Ockert Le Roux lives by light, not time.
Even if the full-time forestry worker could take his photos during the day, he would still be up before the sun, capturing a foggy crater or lopsided Milky Way.
"Fortunately the best light lives before and after work," Le Roux said.
"That sort of sunset and sunrise time, where light's really beautiful."
Despite having a professional-grade camera and major commissioned works to his name, the 56-year-old's advice to people wanting to take photos is quite simple and affordable.
"What do you see? How do you observe the world? What is your unique perspective?"
Le Roux's perspective has developed over four decades; he took his first stills aged 13 with a 1958 Pentax on a school camp near Cape Town, South Africa in 1976.
He almost died in a bus crash on the way there but what he remembered most is borrowing his dad's camera for the first time.
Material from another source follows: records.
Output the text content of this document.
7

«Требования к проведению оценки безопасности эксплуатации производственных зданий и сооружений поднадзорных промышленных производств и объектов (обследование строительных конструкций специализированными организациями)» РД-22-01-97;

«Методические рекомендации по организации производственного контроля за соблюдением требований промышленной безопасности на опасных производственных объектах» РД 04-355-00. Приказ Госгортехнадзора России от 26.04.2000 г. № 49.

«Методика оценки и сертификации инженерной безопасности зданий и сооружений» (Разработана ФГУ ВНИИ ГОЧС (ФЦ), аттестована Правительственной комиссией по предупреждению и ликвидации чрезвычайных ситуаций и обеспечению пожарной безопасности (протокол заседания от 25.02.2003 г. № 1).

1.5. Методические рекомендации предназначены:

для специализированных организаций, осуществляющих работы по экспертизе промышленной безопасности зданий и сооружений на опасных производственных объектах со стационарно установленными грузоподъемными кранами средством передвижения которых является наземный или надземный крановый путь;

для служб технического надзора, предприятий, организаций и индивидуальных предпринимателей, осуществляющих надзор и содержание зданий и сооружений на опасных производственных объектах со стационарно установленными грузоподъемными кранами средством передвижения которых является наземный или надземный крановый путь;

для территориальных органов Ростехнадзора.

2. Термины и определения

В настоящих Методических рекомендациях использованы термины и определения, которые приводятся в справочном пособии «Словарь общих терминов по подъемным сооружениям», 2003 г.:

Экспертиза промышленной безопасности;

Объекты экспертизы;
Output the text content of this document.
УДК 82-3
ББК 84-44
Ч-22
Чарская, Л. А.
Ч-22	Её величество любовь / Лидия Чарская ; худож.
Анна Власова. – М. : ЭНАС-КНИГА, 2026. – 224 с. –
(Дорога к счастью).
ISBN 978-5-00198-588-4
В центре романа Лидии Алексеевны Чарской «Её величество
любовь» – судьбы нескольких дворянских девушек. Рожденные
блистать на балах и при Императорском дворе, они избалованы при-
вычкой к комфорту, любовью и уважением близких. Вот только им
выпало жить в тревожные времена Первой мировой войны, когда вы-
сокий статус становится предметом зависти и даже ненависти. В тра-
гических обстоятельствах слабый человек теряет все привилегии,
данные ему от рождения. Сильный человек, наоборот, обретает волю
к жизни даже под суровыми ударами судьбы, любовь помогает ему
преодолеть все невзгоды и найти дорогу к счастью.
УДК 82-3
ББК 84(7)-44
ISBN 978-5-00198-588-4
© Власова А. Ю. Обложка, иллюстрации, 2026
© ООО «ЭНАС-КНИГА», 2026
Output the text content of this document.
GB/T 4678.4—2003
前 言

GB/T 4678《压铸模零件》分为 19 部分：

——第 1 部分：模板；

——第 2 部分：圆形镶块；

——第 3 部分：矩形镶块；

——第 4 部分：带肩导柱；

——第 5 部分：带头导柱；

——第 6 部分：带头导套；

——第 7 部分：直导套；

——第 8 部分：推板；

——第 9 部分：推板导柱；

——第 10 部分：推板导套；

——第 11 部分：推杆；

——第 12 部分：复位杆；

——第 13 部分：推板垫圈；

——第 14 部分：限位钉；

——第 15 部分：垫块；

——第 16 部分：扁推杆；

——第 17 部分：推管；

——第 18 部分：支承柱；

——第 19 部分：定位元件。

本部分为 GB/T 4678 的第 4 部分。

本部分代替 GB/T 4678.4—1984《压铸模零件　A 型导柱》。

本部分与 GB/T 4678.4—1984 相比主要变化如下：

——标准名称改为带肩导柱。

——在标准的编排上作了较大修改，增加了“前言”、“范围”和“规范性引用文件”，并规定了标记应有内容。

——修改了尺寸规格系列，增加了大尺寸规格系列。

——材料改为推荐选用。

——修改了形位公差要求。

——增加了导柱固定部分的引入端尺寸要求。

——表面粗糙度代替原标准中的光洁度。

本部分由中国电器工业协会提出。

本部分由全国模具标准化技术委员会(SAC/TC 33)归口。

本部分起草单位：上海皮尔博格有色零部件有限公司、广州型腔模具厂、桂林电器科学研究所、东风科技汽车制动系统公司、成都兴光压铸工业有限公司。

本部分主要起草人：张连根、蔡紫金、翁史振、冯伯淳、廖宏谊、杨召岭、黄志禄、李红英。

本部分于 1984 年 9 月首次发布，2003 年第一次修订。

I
"The first thing I thought of when I came around was 'Where's this camera? Is the camera broken?'" Le Roux said.
"When I came back, and the photos were developed, Dad was fairly impressed."
Doesn't matter what gear you have
With 15 billion cameras in the world, Mr Le Roux said good photography was more about interpretation than access.
"Visual sense is so rich. You've got distance, you've got texture, you've got colour, movement and the brain needs to compute all those things," he said.
Things that are not limited by the camera you use.
"People still fall in that trap when they ask me, 'What's the best gear to take an image?' and they're all good," Le Roux said.
Phone cameras 'great for little things'
Le Roux particularly likes the freedom his mobile phone gives him in street photography.
"People blend into the crowd, so they disappear, you as a photographer disappear," he said.
Editor of Great Walks Magazine, and a keen photographer, Brent McKean has overseen dozens of outdoor photography competitions.
He said half of the entries nowadays were taken on mobile phones and it was photographer's eye that mattered, not the camera.
"A blurry photo is a blurry photo, a photo without a subject is still not an interesting photo," Mr McKean said.
"My phone is great for little things like a sign, something small or something random.
Timing only half of it
It is not just light but the colour that motivates Le Roux.
After living in Mount Gambier on South Australia's Limestone Coast for six years, the South African has learned to be in sync with his new environment.
"Because you work with stars and seasons and sun, it becomes a natural thing you work out," Le Roux.
He calls this putting a photo in incubation.
As for finding the time to take advantage of that golden light at the start and end of the day, Le Roux says he has to make it happen.
"You have to make time; if you don't make time, invest in that time, you will never have time," he said.
Bringing history to life
Le Roux never liked history in school but has developed a passion for it through photography.
"People will ring me up and say, 'We've got this great story for you'."
Recently he was asked to photograph an old World War II receival station on a farmer's property.
Rather than just photographing a stagnant concrete slab, he asked two WWII veterans from the region to pose in the frame.
"They were not associated with that installation, but they were definitely associated with World War II," Le Roux said.
More cameras mean more stories told
Karen Irvine, the chief curator at the Museum of Contemporary Photography in Chicago, said it was hard to tell just how many of the photos the museum received had been taken on mobile phones or budget cameras.
"Many times we don't know how the photos were taken," she said.
She said camera phones have made photography a much more accessible art form and radically changed the way history is recorded.
"Images are very easy to circulate, we get to see events unfold in real time and from multiple perspectives," Ms Irvine said.